Cache invalidation is the process of updating or removing stale data from the cache to ensure that users get the most accurate and up-to-date information. It plays a critical role in maintaining consistency between the cache and the underlying database or source of truth.
Why Do We Need Cache Invalidation?
When data changes in the database, the cache may still hold the old value. If the cache isn't updated or invalidated, users may see outdated information, leading to data inconsistency. Cache invalidation helps solve this problem.

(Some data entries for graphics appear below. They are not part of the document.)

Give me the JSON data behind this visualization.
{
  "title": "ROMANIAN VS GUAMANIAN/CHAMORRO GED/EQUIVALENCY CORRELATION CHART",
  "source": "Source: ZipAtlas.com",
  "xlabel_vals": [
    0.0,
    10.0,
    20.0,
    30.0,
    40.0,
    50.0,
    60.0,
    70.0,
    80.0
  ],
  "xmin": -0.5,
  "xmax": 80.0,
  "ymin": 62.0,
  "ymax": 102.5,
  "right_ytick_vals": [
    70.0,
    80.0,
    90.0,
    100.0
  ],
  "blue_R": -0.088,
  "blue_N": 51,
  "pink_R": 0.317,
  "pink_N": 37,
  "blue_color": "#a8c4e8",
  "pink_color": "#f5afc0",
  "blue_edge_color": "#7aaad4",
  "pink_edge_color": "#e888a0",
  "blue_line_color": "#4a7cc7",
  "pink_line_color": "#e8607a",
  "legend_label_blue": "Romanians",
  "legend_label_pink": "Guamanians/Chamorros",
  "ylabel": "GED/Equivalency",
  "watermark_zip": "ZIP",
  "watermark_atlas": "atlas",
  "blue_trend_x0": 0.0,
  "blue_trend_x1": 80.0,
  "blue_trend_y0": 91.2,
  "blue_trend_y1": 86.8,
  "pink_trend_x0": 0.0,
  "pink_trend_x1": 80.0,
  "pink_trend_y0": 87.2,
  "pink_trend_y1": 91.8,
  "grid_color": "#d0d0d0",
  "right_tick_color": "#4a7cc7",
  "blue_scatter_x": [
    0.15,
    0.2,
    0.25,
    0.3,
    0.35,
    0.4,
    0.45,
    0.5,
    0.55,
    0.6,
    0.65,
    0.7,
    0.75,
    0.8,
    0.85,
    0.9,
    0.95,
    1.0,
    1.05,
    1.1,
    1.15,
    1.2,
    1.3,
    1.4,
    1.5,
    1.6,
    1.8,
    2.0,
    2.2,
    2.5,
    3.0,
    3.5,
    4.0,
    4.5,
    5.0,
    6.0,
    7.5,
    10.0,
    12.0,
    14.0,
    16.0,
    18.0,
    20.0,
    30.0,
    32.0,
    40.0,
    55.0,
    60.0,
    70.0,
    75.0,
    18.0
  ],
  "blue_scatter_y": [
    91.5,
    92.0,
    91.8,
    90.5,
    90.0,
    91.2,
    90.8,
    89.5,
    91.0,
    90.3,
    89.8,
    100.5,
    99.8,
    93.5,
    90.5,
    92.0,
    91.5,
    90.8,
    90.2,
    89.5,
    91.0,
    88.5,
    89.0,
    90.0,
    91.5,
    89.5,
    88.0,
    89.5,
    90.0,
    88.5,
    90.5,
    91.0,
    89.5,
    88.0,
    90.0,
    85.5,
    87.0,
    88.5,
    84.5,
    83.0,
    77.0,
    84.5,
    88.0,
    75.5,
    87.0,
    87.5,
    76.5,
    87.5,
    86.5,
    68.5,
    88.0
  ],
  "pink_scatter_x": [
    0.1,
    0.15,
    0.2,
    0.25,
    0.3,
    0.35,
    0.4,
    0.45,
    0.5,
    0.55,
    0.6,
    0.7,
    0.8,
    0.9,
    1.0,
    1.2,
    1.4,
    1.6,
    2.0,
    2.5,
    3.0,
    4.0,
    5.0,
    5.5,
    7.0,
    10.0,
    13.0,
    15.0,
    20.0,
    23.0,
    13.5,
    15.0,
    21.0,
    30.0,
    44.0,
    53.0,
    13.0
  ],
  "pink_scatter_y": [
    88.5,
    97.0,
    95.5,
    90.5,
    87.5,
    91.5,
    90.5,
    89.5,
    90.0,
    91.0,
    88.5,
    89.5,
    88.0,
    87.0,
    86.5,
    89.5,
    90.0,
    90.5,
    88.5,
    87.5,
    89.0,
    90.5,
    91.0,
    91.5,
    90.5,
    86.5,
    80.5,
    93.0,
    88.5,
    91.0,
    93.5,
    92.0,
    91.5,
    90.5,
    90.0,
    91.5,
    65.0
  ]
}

Common Cache Invalidation Strategies
There are three widely used strategies:
- Write-Through Caching
- Write-Around Caching
- Write-Back Caching
1. Write-Through Caching
In write-through caching, data is written to both the cache and the database at the same time. This ensures that the cache is always consistent with the database.
Example:
Let’s say we are building an e-commerce product catalog. When an admin updates the price of a product:
- The new price is written to the cache
- The same price is also written to the database
This keeps both layers in sync. When users query for the product price, they get the latest value directly from the cache.
Question:
What happens if the database write fails but the cache update succeeds?
Answer:
This leads to inconsistency. In production systems, we use transaction support or retry mechanisms to ensure both cache and database are updated successfully or rolled back together.
Use Case:
Write-through caching is good when read performance is critical and we want the cache to always be up-to-date.
2. Write-Around Caching
In write-around caching, data is written directly to the database but not to the cache. When a read request comes, the system checks the cache first. If not found, it fetches from the database and stores it in the cache.
Example:
Continuing with our product catalog, when a product price is updated:
- The price is updated only in the database
- The cache is not updated immediately
When a customer views the product later, the system checks the cache. Since the cache doesn’t have the updated price, it fetches it from the database and then stores it in the cache for next time.
Question:
Why would we not write to cache immediately?
Answer:
To reduce write load on the cache, especially when write operations are frequent and the data is not read immediately after the update.
Use Case:
Write-around is useful when writes are frequent and reads are less frequent. It saves cache space and reduces cache write overhead.
3. Write-Back (Write-Behind) Caching
In write-back caching, data is written to the cache first and the database is updated later asynchronously. This improves write performance but introduces complexity.
Example:
Let’s say we have a user profile system. When a user updates their name:
- The new name is written to the cache
- A background process writes the change to the database after a short delay
This gives a fast response to the user, but the database will have stale data for a short period.
Question:
What happens if the system crashes before writing to the database?
Answer:
Data may be lost. That’s why write-back caching is usually used with a persistent cache and retry mechanisms to ensure durability.
Use Case:
Write-back caching is great for high-throughput systems where speed is critical and occasional delays in persistence are acceptable.
Which Strategy Should You Use?
It depends on your use case:
- Write-through: Use when consistency is top priority.
- Write-around: Use when you want to reduce cache write load.
- Write-back: Use when write performance is critical and occasional delays are acceptable.
Bonus: Time-To-Live (TTL) and Expiry
Many systems also use TTL (Time-To-Live) to auto-expire cache entries. For example, setting a 10-minute TTL ensures the data is refreshed every 10 minutes.
Question:
Is TTL a form of cache invalidation?
Answer:
Yes. TTL ensures that stale data is automatically removed after a fixed time, making it a passive cache invalidation strategy.
Summary
- Cache invalidation ensures that users get fresh data from the cache.
- Write-through keeps cache and DB in sync but is slower on write.
- Write-around skips cache during writes and populates on reads.
- Write-back writes to cache first and DB later for fast writes.
- TTL-based expiration is another way to invalidate stale data.
Interview Tip
In system design interviews, always discuss cache invalidation strategy when suggesting a caching solution. Show awareness of trade-offs between performance and consistency.